スポーツの応援をしているとショックな場面に遭遇する。だが、こんな形でどん底に突き落とされたのは初めてだった。
パリオリンピック400メートルリレー予選。柳田選手は2走でチームは見事に予選突破。メダルの期待がかかる決勝へ。出身地の館林でライブビューイングを行うこととなった。時差があるため決勝のスタートは午前2時45分。ホテルで仮眠し、会場の館林文化会館小ホールへ向かった。真夜中ではあったが、大勢の人が集まり、館林市初の五輪選手に熱い声援を送ろうとスタンバっていた。ところが・・・。
スタートの10分前ぐらいだろうか。あり得ない現地情報が告げられた。
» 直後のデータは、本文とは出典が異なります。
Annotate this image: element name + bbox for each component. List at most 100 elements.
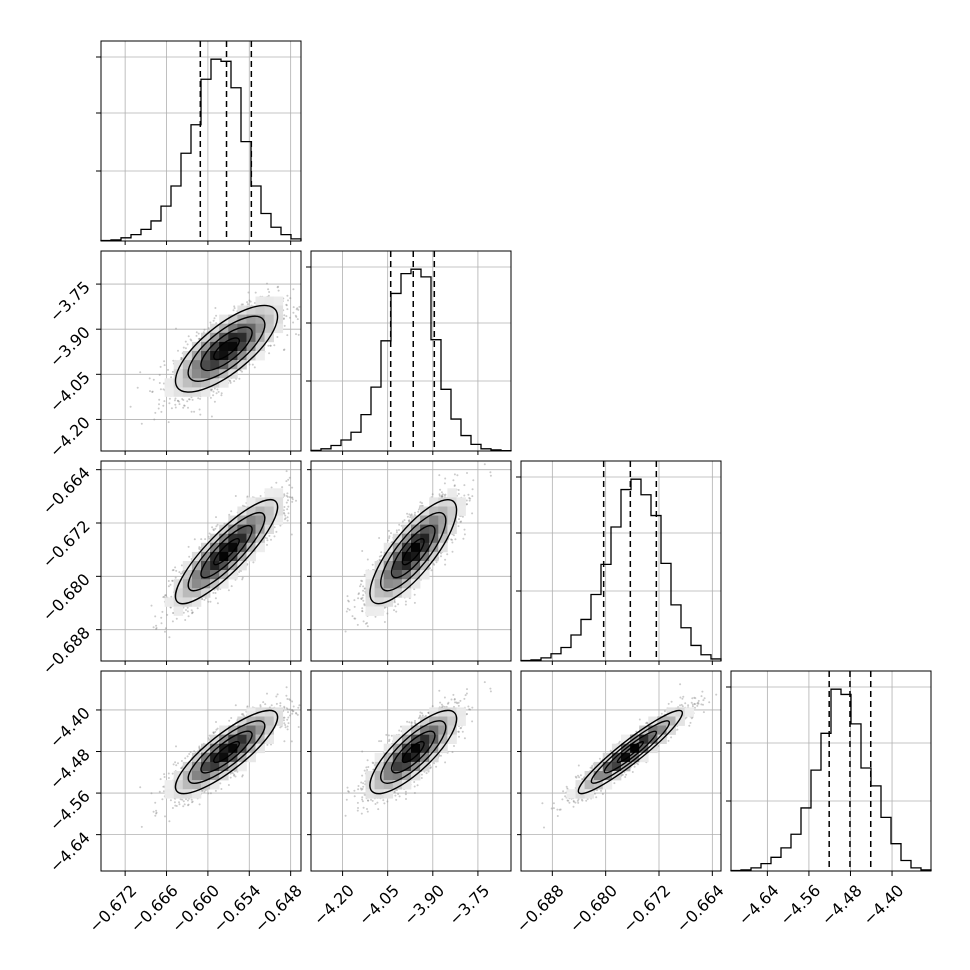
density-cell [255, 305, 265, 315]
sample-point [361, 580, 364, 583]
sample-point [408, 721, 411, 724]
sample-point [158, 373, 161, 376]
sample-point [195, 331, 198, 334]
sample-point [223, 522, 226, 525]
sample-point [201, 789, 204, 792]
density-cell [164, 378, 174, 388]
sample-point [297, 308, 300, 311]
sample-point [697, 702, 700, 705]
density-cell [411, 725, 421, 735]
contour-line [187, 511, 266, 592]
sample-point [595, 796, 598, 799]
sample-point [289, 714, 291, 717]
sample-point [174, 406, 177, 409]
density-cell [383, 761, 394, 772]
density-cell [438, 515, 448, 525]
density-cell [675, 707, 685, 717]
sample-point [198, 746, 201, 749]
sample-point [681, 705, 684, 708]
sample-point [174, 397, 177, 400]
sample-point [174, 804, 177, 807]
sample-point [172, 763, 175, 766]
sample-point [646, 722, 649, 725]
sample-point [302, 476, 304, 478]
sample-point [440, 703, 443, 706]
sample-point [284, 514, 287, 517]
sample-point [577, 801, 580, 804]
density-cell [210, 360, 220, 370]
sample-point [140, 422, 143, 425]
sample-point [419, 501, 422, 504]
density-cell [246, 752, 256, 763]
sample-point [191, 398, 194, 401]
density-cell [374, 606, 384, 616]
sample-point [204, 538, 207, 541]
sample-point [685, 716, 688, 719]
sample-point [287, 711, 289, 714]
sample-point [182, 346, 185, 349]
density-cell [255, 341, 265, 352]
density-cell [447, 488, 457, 498]
sample-point [345, 798, 348, 801]
density-cell [164, 780, 174, 790]
sample-point [215, 516, 217, 519]
sample-point [361, 610, 364, 613]
sample-point [175, 764, 178, 767]
sample-point [347, 599, 350, 602]
density-cell [438, 533, 448, 544]
panel-frame [730, 670, 932, 872]
sample-point [268, 534, 271, 537]
sample-point [162, 785, 165, 788]
sample-point [694, 706, 696, 709]
sample-point [453, 484, 456, 487]
density-cell [383, 789, 394, 799]
sample-point [200, 597, 203, 600]
sample-point [441, 705, 444, 708]
density-cell [219, 351, 229, 361]
density-cell [383, 561, 394, 571]
density-cell [173, 360, 184, 370]
density-cell [228, 743, 238, 754]
contour-line [401, 740, 425, 764]
sample-point [371, 563, 374, 566]
density-cell [273, 515, 284, 525]
sample-point [637, 763, 639, 766]
sample-point [393, 609, 395, 612]
density-cell [392, 734, 403, 744]
sample-point [281, 486, 284, 489]
sample-point [171, 579, 174, 582]
sample-point [676, 728, 679, 731]
sample-point [353, 795, 356, 798]
density-cell [201, 341, 211, 352]
sample-point [213, 400, 216, 403]
sample-point [279, 704, 282, 707]
density-cell [374, 588, 384, 598]
sample-point [463, 528, 466, 531]
density-cell [401, 725, 412, 735]
sample-point [460, 520, 463, 523]
sample-point [290, 533, 293, 536]
sample-point [217, 390, 220, 393]
sample-point [155, 811, 158, 814]
sample-point [684, 702, 687, 705]
density-cell [420, 515, 430, 525]
sample-point [285, 686, 288, 689]
sample-point [288, 698, 291, 701]
density-cell [219, 561, 229, 571]
sample-point [454, 701, 456, 704]
sample-point [550, 807, 553, 810]
sample-point [393, 600, 396, 602]
sample-point [420, 504, 423, 507]
sample-point [286, 516, 289, 519]
density-cell [201, 332, 211, 343]
sample-point [467, 493, 470, 496]
sample-point [348, 608, 351, 611]
sample-point [346, 786, 349, 789]
sample-point [286, 708, 289, 711]
density-cell [237, 351, 247, 361]
sample-point [701, 690, 704, 693]
sample-point [191, 612, 193, 615]
sample-point [361, 774, 364, 777]
density-cell [255, 296, 265, 306]
sample-point [287, 505, 290, 508]
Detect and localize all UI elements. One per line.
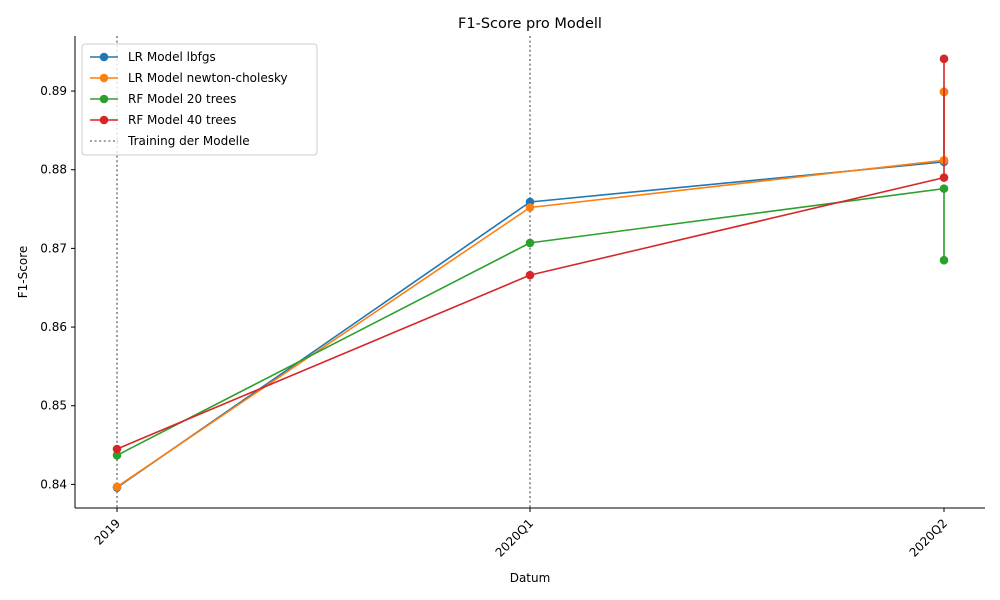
legend-marker — [99, 52, 109, 62]
data-point — [112, 482, 122, 492]
legend-label: LR Model lbfgs — [128, 50, 216, 64]
legend: LR Model lbfgs LR Model newton-cholesky RF… — [81, 43, 318, 156]
legend-box — [81, 43, 318, 156]
y-tick-label: 0.85 — [40, 399, 67, 413]
series-line — [116, 58, 945, 450]
series-line — [116, 187, 945, 457]
data-point — [525, 270, 535, 280]
y-axis-label: F1-Score — [16, 246, 30, 298]
y-tick-label: 0.87 — [40, 241, 67, 255]
data-point — [939, 255, 949, 265]
y-tick-label: 0.89 — [40, 84, 67, 98]
legend-marker — [99, 73, 109, 83]
data-point — [525, 238, 535, 248]
x-tick-label: 2020Q1 — [493, 516, 537, 560]
x-axis-label: Datum — [510, 571, 551, 585]
data-point — [939, 173, 949, 182]
legend-label: Training der Modelle — [127, 134, 250, 148]
data-point — [112, 444, 122, 454]
legend-label: LR Model newton-cholesky — [128, 71, 288, 85]
chart-title: F1-Score pro Modell — [458, 16, 602, 32]
legend-label: RF Model 20 trees — [128, 92, 236, 106]
x-tick-label: 2019 — [92, 516, 123, 547]
legend-marker — [99, 115, 109, 125]
y-axis-ticks: 0.84 0.85 0.86 0.87 0.88 0.89 — [40, 84, 75, 491]
data-point — [112, 450, 122, 460]
legend-marker — [99, 94, 109, 104]
legend-label: RF Model 40 trees — [128, 113, 236, 127]
data-point — [525, 203, 535, 212]
plot-area — [112, 36, 949, 508]
x-axis-ticks: 2019 2020Q1 2020Q2 — [92, 508, 950, 560]
y-tick-label: 0.88 — [40, 163, 67, 177]
data-point — [939, 184, 949, 193]
y-tick-label: 0.84 — [40, 477, 67, 491]
data-point — [939, 54, 949, 64]
y-tick-label: 0.86 — [40, 320, 67, 334]
x-tick-label: 2020Q2 — [907, 516, 951, 560]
「柳田選手がメンバーからはずれました」はずれたというより、はずされてしまったのだ。会場全員が呆然。ショックで声も出ない。柳田選手が泣いている画面が大写しになる。こちらも目が潤んでしまった。この悔しさをどこへぶつければいいのだろう。柳田選手のいない日本チームを応援し、メダルをとること以外に自分を納得させるすべはなかった。
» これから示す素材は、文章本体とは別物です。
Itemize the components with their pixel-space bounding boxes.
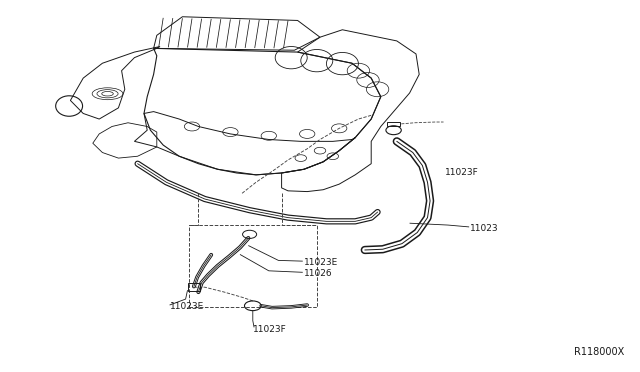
Text: 11023: 11023	[470, 224, 499, 233]
Bar	[387, 122, 400, 126]
Text: 11023E: 11023E	[304, 258, 339, 267]
Bar	[188, 283, 200, 291]
Text: 11023F: 11023F	[445, 169, 479, 177]
Text: R118000X: R118000X	[573, 347, 624, 357]
Text: 11023F: 11023F	[253, 325, 287, 334]
Text: 11023E: 11023E	[170, 302, 204, 311]
Text: 11026: 11026	[304, 269, 333, 278]
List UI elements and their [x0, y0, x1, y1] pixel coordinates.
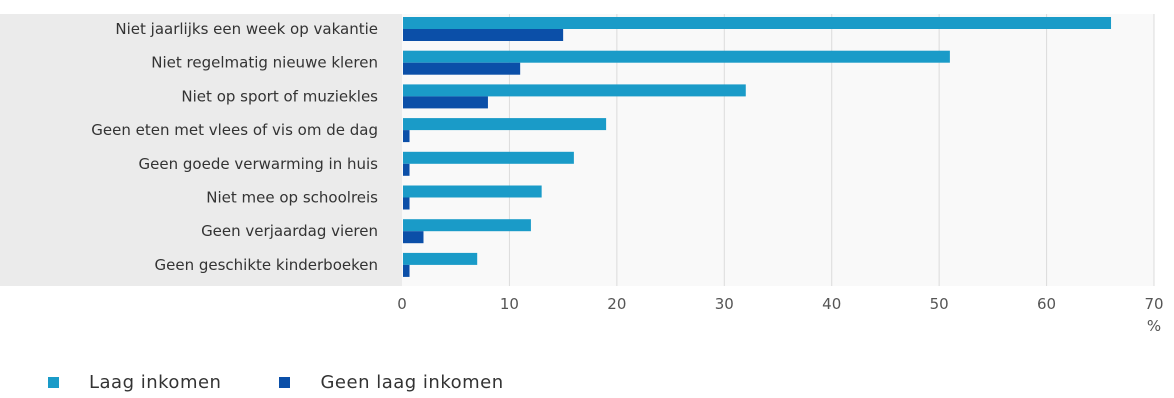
bar-geen-laag-inkomen-4	[403, 163, 410, 176]
bar-laag-inkomen-2	[403, 84, 746, 97]
legend-swatch-geen-laag-inkomen	[279, 377, 291, 388]
x-tick-label-70: 70	[1144, 295, 1163, 313]
category-labels: Niet jaarlijks een week op vakantie Niet …	[91, 20, 378, 274]
category-panel	[0, 14, 402, 286]
bar-geen-laag-inkomen-7	[403, 264, 410, 277]
legend: Laag inkomen Geen laag inkomen	[48, 372, 562, 393]
legend-item-laag-inkomen[interactable]: Laag inkomen	[48, 372, 221, 393]
legend-swatch-laag-inkomen	[48, 377, 59, 388]
bar-laag-inkomen-5	[403, 185, 542, 198]
x-tick-label-10: 10	[500, 295, 519, 313]
x-tick-label-30: 30	[715, 295, 734, 313]
x-tick-label-20: 20	[607, 295, 626, 313]
bar-geen-laag-inkomen-0	[403, 29, 564, 41]
bar-geen-laag-inkomen-1	[403, 62, 521, 75]
category-label-4: Geen goede verwarming in huis	[139, 155, 379, 173]
x-tick-label-0: 0	[397, 295, 407, 313]
bar-laag-inkomen-1	[403, 50, 950, 63]
x-tick-label-60: 60	[1037, 295, 1056, 313]
bar-laag-inkomen-6	[403, 219, 531, 232]
legend-label-geen-laag-inkomen: Geen laag inkomen	[320, 372, 504, 393]
bar-geen-laag-inkomen-6	[403, 231, 424, 244]
x-axis-unit-label: %	[1147, 317, 1161, 335]
legend-item-geen-laag-inkomen[interactable]: Geen laag inkomen	[279, 372, 503, 393]
category-label-1: Niet regelmatig nieuwe kleren	[151, 54, 378, 72]
bar-geen-laag-inkomen-2	[403, 96, 488, 109]
bar-laag-inkomen-3	[403, 118, 607, 131]
bar-laag-inkomen-0	[403, 17, 1112, 29]
category-label-5: Niet mee op schoolreis	[206, 189, 378, 207]
bar-laag-inkomen-7	[403, 252, 478, 265]
legend-label-laag-inkomen: Laag inkomen	[89, 372, 222, 393]
bar-laag-inkomen-4	[403, 151, 574, 164]
bar-geen-laag-inkomen-3	[403, 130, 410, 143]
x-tick-label-40: 40	[822, 295, 841, 313]
x-tick-label-50: 50	[930, 295, 949, 313]
bars	[403, 17, 1112, 277]
category-label-3: Geen eten met vlees of vis om de dag	[91, 121, 378, 139]
category-label-6: Geen verjaardag vieren	[201, 222, 378, 240]
category-label-0: Niet jaarlijks een week op vakantie	[115, 20, 378, 38]
category-label-2: Niet op sport of muziekles	[181, 87, 378, 105]
x-axis-ticks: 0 10 20 30 40 50 60 70%	[397, 295, 1163, 335]
category-label-7: Geen geschikte kinderboeken	[155, 256, 379, 274]
bar-geen-laag-inkomen-5	[403, 197, 410, 210]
レースが始まった。バトンはうまくつながった。だが結果は5位。順位としては予選の4位から落ちている。予選よりタイムは上がったが、やはり納得できなかった。
あのときの悲しみがふと頭をよぎるが、柳田選手は努力を重ね、今季、関東学生選手権、セイコーゴールデングランプリ、アジア選手権のすべてで優勝している。セイコーゴールデングランプリは、2019年の世界選手権王者であり自己最高9秒76のコールマンに勝っての優勝だ。
21歳でまだまだ伸びしろが大きい柳田選手。9月の世界選手権、2028年のロサンゼルスオリンピックでメダルを獲得し喜びの涙を!!